Des idées lancées par Chatel
Déjà en juillet 2011, le rapport du comité de pilotage sur la réforme des rythmes scolaires réuni par Luc Chatel avait préconisé 38 semaines de cours. Le comité était présidé par Christian Forestier, administrateur général du CNAM, et Odile Quintin, ancienne directrice générale de l’éducation à la commission européenne. Ils étaient entourés de 16 membres, parmi lesquels Roger Bambuck, inspecteur général, Eric Debarbieux, sociologue, Bernard Hugonnier, OCDE, Jean-Marc Roirant, Ligue de l’enseignement, Monique Sassier, médiateur de l’EN, et François Testu, chronobiologiste. Le rapport souhaitait 8 semaines de petites vacances sur 4 périodes de 2 semaines et des vacances d’été ramenées à 6 semaines au lieu de 8.
Enfin il y a la réforme du bac. Là aussi, la question a été préparée par Luc Chatel. Il avait commandé un rapport coordonné par l’inspecteur des finances Laurent Buchaillat et l’inspecteur général Stéphane Kesler, ancien directeur du services des examens (SIEC) en mars 2012. Il préconisait « moins d’options, moins d’épreuves facultatives, des notes éliminatoires, plus de contrôle continu, plus de tronc commun ».
Une anomalie en Europe ?
V. Peillon déclare qu’il y a 40 semaines de cours en Allemagne, laissant entendre que c’est la norme européenne. Mais est-ce exact ? Le régime des vacances en Allemagne diffère d’une région à l’autre. Effectivement en Bade-Wurtemberg on compte 12 semaines de vacances dont la moitié en été. Mais on en compte 13 en Bavière, à Berlin, à Hambourg et en Rhénanie Pfalz par exemple. La Finlande compte 16 semaines de congés annuels, l’Italie 17, l’Espagne 15 et le Royaume-Uni 13. En Europe, seuls le Danemark, l’Allemagne et le Royaume-Uni ont des vacances d’été inférieures à 8 semaines, avec 6 semaines dans ces trois cas. Seize pays européens ont des vacances d’été de 9 semaines et plus. Le record est à chercher en Lettonie et Estonie avec 13 et 12 semaines. Mais Chypre, la Finlande, la Hongrie, l’Islande, la Roumanie, la Slovaquie et la Suède ont deux mois et demi de congés d’été. Avec 6 semaines de congés d’été, la France s’alignerait sur l’exception et non la norme.

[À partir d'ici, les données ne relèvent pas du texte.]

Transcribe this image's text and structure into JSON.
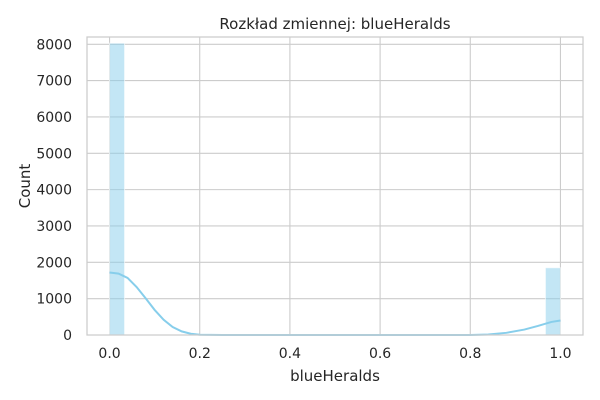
{
  "chart_data": {
    "type": "histogram",
    "title": "Rozkład zmiennej: blueHeralds",
    "xlabel": "blueHeralds",
    "ylabel": "Count",
    "xlim": [
      -0.05,
      1.05
    ],
    "ylim": [
      0,
      8200
    ],
    "x_ticks": [
      "0.0",
      "0.2",
      "0.4",
      "0.6",
      "0.8",
      "1.0"
    ],
    "y_ticks": [
      "0",
      "1000",
      "2000",
      "3000",
      "4000",
      "5000",
      "6000",
      "7000",
      "8000"
    ],
    "grid": true,
    "bar_color": "#87ceeb",
    "kde_color": "#87ceeb",
    "bins": [
      {
        "x0": 0.0,
        "x1": 0.03333,
        "count": 8030
      },
      {
        "x0": 0.96667,
        "x1": 1.0,
        "count": 1850
      }
    ],
    "kde": [
      [
        0.0,
        1720
      ],
      [
        0.02,
        1690
      ],
      [
        0.04,
        1570
      ],
      [
        0.06,
        1320
      ],
      [
        0.08,
        1010
      ],
      [
        0.1,
        690
      ],
      [
        0.12,
        420
      ],
      [
        0.14,
        220
      ],
      [
        0.16,
        100
      ],
      [
        0.18,
        35
      ],
      [
        0.2,
        8
      ],
      [
        0.25,
        0
      ],
      [
        0.8,
        0
      ],
      [
        0.84,
        15
      ],
      [
        0.88,
        60
      ],
      [
        0.92,
        150
      ],
      [
        0.95,
        250
      ],
      [
        0.98,
        360
      ],
      [
        1.0,
        400
      ]
    ]
  }
}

On l’aura compris au passage : aucun pays européen n’applique les rythmes souhaités par les chronobiologistes, le fameux 7 semaines de cours suivis par 2 semaines de vacances. Et on aurait du mal à trouver un lien entre les résultats aux évaluations internationales et l’organisation des congés.

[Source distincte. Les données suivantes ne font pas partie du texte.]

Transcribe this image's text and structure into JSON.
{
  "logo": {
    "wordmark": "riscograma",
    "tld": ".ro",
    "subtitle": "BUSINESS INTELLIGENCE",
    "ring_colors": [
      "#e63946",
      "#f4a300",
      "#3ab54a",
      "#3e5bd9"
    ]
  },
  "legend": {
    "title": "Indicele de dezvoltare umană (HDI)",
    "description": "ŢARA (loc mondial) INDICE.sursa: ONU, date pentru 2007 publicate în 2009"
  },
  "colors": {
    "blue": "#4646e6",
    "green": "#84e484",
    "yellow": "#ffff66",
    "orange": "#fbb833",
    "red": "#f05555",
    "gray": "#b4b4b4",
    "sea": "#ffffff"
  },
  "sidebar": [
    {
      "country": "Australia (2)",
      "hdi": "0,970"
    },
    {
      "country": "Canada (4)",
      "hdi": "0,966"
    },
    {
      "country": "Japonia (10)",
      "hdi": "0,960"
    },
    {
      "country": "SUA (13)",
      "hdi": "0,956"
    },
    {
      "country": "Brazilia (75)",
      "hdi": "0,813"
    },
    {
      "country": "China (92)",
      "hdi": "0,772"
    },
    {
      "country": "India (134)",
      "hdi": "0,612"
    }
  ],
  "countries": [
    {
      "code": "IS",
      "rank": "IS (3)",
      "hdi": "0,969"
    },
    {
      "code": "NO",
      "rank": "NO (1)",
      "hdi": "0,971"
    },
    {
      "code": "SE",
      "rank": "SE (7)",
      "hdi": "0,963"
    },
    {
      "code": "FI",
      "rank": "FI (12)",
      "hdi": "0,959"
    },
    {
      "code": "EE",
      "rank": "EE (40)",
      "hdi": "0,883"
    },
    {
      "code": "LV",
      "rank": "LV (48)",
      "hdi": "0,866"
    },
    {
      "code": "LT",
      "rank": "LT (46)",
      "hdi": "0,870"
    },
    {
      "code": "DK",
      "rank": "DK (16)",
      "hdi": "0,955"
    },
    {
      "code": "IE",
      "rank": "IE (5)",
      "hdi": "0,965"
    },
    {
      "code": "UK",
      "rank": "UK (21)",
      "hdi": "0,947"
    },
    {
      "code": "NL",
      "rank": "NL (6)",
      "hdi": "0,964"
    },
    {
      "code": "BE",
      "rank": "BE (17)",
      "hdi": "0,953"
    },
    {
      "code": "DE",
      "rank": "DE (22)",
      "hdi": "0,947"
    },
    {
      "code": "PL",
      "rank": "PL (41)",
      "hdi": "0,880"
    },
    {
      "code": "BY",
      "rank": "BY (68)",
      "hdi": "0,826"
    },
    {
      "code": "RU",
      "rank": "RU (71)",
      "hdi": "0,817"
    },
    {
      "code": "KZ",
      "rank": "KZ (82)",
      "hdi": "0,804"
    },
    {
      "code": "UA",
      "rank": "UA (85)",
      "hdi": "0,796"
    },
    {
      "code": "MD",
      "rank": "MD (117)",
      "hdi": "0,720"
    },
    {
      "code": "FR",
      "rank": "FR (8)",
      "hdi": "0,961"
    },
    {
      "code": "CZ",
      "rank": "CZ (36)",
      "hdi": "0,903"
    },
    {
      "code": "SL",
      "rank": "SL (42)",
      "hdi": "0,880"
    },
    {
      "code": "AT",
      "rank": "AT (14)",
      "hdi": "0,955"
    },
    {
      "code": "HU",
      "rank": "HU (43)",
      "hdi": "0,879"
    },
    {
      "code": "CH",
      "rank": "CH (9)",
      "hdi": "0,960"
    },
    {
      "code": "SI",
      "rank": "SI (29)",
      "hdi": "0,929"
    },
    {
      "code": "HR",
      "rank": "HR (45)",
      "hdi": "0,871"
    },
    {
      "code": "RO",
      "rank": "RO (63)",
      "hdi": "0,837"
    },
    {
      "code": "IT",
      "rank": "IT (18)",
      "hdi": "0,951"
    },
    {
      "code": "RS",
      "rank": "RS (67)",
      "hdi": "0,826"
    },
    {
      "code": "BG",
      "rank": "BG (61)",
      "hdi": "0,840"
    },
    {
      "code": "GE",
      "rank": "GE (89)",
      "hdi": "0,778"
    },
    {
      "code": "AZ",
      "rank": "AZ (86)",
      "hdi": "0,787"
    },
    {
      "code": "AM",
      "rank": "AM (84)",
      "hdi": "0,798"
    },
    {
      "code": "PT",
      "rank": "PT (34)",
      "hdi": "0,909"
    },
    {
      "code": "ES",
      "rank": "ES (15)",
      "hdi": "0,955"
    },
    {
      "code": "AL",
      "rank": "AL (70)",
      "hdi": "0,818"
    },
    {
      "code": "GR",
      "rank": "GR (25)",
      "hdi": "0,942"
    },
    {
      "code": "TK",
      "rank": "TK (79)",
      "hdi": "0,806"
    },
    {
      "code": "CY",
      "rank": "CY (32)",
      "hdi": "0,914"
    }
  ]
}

La durée du temps d’enseignement varie aussi beaucoup en Europe. Mais la France avec ses 864 heures au primaire et 1108 en seconde fait partie des pays où il y a le plus d’heures. Seuls le Luxembourg et le Portugal en ont davantage.
Un jeu dangereux ?
Même si le ministre déclare vouloir y aller « progressivement », cette déclaration n’est pas forcément opportune. V. Peillon a déjà beaucoup de mal à faire admettre la réforme des rythmes au primaire par les enseignants et les maires. L’annonce de la réduction des congés d’été pourrait réveiller des enseignants du secondaire qui se sentent actuellement peu concernés par la question des rythmes scolaires. Et comme on ne voit pas comment imposer deux semaines de travail supplémentaires sans les payer aux enseignants, elle a aussi l’inconvénient de poser une question budgétaire à un mauvais moment pour l’Etat.